Finance Minister Nick Minchin has told The AFR this morning that Future Fund injections might be stopped as early as 2009 due to the surging surpluses.
Costello’s red-faced ranting in Parliament last week has been slapped down by most commentators. Terry McCrann skewered him in The Weekend Australian, pointing out that the Treasurer has actually burgled $9 billion from the Future Fund himself by not injecting all budget surpluses and delaying some of the contributions.
Indeed, if you accept the policy that every dollar of budget surplus should go to the Future Fund, any wasteful spending commitment can be characterised as money stolen from super. John Howard’s crazy $2.8 billion commitment on a bypass in southern Brisbane and the much-derided $6 billion investment in an interim fleet of Super Hornets falls into that category.
The Future Fund should be abandoned as a strategy and the $50 billion deployed in a far more politically potent way. The first step would be to actually inject billions into the various unfunded schemes.
Secondly, the government should actually pay down more of its $54 billion debt. The 2006-07 borrowing program was $5.3 billion and there are two forthcoming bond issues that could be cancelled: $400 million on 17 April and $300 million on 22 May.
There would be calls to retain a Federal bond market and this would be easy – start lending surplus cash to the debt-addicted state governments and explode the myth that they are financially strong.

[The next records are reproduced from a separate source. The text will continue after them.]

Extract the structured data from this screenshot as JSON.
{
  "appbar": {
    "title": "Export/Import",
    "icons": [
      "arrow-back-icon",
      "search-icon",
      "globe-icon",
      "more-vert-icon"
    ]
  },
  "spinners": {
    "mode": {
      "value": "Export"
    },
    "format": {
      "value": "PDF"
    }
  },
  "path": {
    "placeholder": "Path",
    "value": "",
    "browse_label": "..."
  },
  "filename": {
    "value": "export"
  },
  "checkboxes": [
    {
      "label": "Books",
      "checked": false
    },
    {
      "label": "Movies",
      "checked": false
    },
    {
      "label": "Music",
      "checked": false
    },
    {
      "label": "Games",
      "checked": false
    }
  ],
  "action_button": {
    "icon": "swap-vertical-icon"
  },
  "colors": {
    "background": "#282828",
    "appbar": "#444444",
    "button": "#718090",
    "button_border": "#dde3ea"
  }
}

The AFR today claimed on the back page that NSW has net debt of $4 billion and will only suffer a $500 million deficit this financial year. What bollocks. The NSW T-Corp website clearly shows that NSW Labor is borrowing $7.4 billion in 2006-07 and only $1.4 billion is old debt being rolled over. This will lift overall debt to $27.7 billion. So where’s the $23.3 billion in cash on deposit that leaves a net debt of $4 billion? It’s a fiction that Costello could easily expose by “bailing out” reckless Labor state governments.